目前通过检测双讲是否发生,并在检测到双讲发生时停止自适应滤波器102的系数矢量
Figure PCTCN2016070253-appb-000035
的更新,从而避免导致误差信号e(n)中将出现较大的残留回波。
现有技术中,在检测双讲是否发生时,都是基于以下两个假设:1、声学回波路径中非线性失真很小而忽略不计;2、环境噪声是平稳的。然而,实际情况中,声学回波路径中非线性失真往往很大,或者环境噪声非常不平稳,导致基于这两个假设条件的双讲检测技术的性能很不稳定,有时无法正常检测出是否发生双讲。

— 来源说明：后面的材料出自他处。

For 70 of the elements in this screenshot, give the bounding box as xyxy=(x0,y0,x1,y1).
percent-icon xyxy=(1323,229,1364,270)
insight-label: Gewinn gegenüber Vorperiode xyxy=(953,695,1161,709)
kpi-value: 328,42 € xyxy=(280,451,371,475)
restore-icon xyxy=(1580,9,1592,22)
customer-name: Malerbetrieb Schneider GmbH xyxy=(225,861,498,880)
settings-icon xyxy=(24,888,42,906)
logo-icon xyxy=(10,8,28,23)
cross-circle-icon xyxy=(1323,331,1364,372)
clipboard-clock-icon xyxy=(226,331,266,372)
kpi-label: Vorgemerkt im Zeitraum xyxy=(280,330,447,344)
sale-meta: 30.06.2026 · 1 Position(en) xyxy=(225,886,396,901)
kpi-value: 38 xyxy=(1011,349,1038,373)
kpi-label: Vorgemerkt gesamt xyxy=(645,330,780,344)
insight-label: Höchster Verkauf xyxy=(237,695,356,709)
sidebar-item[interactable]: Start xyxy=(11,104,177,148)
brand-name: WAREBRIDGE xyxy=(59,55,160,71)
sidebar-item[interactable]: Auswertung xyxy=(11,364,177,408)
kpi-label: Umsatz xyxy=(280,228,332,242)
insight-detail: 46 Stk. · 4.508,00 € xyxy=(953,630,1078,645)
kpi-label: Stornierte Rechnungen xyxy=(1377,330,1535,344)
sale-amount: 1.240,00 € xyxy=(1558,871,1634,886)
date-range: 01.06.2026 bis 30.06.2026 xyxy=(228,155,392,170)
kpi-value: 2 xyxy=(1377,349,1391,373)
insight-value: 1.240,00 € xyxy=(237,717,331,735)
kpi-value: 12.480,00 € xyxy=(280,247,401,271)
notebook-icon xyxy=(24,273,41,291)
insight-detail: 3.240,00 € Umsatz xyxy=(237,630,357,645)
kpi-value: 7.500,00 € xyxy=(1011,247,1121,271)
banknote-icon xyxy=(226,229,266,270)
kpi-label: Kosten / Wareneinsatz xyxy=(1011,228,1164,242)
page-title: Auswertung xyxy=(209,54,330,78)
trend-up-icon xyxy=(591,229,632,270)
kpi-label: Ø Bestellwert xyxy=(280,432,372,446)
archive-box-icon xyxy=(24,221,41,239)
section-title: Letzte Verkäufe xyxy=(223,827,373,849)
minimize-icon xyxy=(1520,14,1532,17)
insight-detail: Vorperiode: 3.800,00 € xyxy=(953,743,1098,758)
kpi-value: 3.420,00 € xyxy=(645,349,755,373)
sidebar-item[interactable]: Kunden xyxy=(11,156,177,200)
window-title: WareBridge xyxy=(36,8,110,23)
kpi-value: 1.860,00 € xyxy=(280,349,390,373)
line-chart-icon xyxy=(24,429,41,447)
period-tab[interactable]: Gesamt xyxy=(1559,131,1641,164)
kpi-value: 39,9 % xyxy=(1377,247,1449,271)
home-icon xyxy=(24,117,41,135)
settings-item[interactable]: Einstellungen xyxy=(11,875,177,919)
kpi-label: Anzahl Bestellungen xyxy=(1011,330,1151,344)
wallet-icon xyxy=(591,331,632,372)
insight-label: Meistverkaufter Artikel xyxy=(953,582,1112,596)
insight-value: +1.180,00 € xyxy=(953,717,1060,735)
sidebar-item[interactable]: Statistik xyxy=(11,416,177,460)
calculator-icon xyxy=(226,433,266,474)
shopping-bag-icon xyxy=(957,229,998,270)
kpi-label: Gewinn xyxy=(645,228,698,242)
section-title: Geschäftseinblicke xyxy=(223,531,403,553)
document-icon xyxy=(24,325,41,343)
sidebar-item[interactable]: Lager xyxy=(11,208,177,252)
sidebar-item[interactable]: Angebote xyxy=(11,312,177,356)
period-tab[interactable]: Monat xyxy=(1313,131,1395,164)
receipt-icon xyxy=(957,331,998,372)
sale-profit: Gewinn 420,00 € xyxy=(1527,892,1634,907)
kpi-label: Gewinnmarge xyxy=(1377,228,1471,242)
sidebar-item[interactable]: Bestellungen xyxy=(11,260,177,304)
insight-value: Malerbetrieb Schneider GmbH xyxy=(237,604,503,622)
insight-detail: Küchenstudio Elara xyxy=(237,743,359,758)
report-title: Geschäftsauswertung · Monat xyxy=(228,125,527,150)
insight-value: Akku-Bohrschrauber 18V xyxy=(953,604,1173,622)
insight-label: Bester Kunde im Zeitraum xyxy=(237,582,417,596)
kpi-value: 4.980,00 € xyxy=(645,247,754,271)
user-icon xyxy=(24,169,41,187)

本公开的一些实施例中将摒弃这两个假设条件,从另外一个角度去实现双讲检测,下面详细描述本公开的一些实施例提供的双讲检测方法是如何检测双讲是否发生。需要说明的是,本公开的一些实施例提供的双讲检测方法并不仅仅是应用于带有声学回波抵消器的电话会议系统、免提通信终端等设备,还可以应用于其他设备和系统,在此并不限定其应用场景。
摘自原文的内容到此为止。